Jusqu’à ce qu’elle n’arrive plus à bloquer notre lien. J’avais reçu sa souffrance et sa faim alors qu’on s’entraînait. J’avais complètement perdu les pédales et avais failli me faire tuer par un humain faisant parti de la sécurité de la BACA en essayant de l’attaquer. Heureusement Nicolas avait réagi à temps et m’avait stoppé. L’arme de ma cible était déjà braquée sur moi, et tout ce à quoi je pouvais penser, c’était le sang qui battait en lui. Son odeur. J’avais faim. Tellement faim. Il m’avait fallu du temps pour me calmer. J’avais honte de ne pas avoir réussi à me contrôler. Et d’un coup je comprenais pourquoi elle avait cherché à m’épargner ça. Pourquoi elle avait essayé de couper ce lien entre nous. Je n’en avais pas parlé à Morgane. Mais elle l’avait appris, bien sûr. J’avais honte d’avoir été si faible, et je n’avais pas su quoi lui répondre. J’étais désolé d’avoir tenté d’attaquer l’un de ses gardes. Ca ne se reproduirait plus. Je me contrôlerai. La faim et la souffrance était devenus mon quotidien. J’apprenais à vivre avec, et j’arrivais à m’entraîner malgré ça. Mais je galérais. Je devais faire des efforts constants pour masquer ce qui se passait en moi, et pour me retenir de ne pas sauter à la gorge des humains qui passaient par là. J’étais le plus nul du groupe, et je ne pouvais pas m’empêcher de leur en vouloir d’être meilleurs, alors qu’eux ils n’avaient pas à endurer ce que j’endurais.

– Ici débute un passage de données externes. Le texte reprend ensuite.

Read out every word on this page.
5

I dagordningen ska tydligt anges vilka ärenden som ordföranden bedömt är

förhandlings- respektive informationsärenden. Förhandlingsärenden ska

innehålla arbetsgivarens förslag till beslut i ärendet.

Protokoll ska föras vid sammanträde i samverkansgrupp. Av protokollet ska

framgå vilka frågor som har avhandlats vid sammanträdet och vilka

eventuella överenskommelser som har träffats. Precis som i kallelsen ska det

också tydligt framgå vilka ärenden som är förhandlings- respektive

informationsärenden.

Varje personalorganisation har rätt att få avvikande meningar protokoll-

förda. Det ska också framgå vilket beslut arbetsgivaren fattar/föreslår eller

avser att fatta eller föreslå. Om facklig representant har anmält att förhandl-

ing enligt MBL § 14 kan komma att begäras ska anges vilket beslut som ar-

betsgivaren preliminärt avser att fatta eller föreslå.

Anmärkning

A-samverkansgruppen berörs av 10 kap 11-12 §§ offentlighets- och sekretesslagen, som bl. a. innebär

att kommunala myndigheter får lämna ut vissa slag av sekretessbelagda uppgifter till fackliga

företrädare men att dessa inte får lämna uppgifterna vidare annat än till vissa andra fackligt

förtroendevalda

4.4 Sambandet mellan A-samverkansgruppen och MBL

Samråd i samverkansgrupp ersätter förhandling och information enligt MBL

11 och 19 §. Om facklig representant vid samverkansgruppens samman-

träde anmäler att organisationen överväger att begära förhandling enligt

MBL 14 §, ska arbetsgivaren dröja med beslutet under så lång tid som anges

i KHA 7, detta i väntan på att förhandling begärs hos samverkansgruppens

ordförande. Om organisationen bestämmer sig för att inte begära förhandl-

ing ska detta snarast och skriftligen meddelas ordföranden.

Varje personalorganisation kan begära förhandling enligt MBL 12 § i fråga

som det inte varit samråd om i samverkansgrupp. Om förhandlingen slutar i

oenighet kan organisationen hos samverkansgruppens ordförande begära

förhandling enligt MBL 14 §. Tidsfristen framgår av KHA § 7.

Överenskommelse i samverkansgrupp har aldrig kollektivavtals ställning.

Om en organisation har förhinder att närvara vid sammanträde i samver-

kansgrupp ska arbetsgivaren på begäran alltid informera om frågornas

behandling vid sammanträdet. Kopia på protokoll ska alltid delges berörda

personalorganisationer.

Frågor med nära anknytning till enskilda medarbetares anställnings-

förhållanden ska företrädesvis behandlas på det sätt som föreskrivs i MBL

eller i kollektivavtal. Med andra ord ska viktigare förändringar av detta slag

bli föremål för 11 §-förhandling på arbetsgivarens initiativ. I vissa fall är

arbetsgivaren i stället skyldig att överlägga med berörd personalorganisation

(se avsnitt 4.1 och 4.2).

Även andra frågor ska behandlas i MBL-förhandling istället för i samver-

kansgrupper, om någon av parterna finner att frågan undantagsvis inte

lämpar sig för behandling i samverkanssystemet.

Et puis un soir, alors que nous rentrions de la BACA, la Reine me demanda comment j’allais. On discutait, parfois. J’étais un peu timide souvent. C’était une Reine. Une vampire très âgée et très expérimentée. Elle était d’ailleurs souvent occupée, même sur le chemin entre le manoir et la BACA, elle passait des coups de fil ou réfléchissait en silence. Mais parfois on discutait. Elle me donnait des conseils. Mais cette fois-là je n’étais pas d’humeur. Ca faisait plusieurs jours que j’y réfléchissait. Quand je pouvais réfléchir. Je buvais plusieurs bouteilles de Tru Blood par jour sans arriver à étancher ma soif. J’avais du mal à me comporter normalement. J’avais l’impression que ma peau me brûlait. Et ma gorge était comme emplie de sable. J’avais été désagréable avec tout le monde toute la journée.

« Ca va pas. »

Peut-être que ce n’était pas la réponse qu’elle attendait. Peut-être qu’elle voulait entendre que j’étais content de ma formation. Ou peut-être juste qu’elle posait la question par pure politesse. Mais j’en avais assez de faire semblant.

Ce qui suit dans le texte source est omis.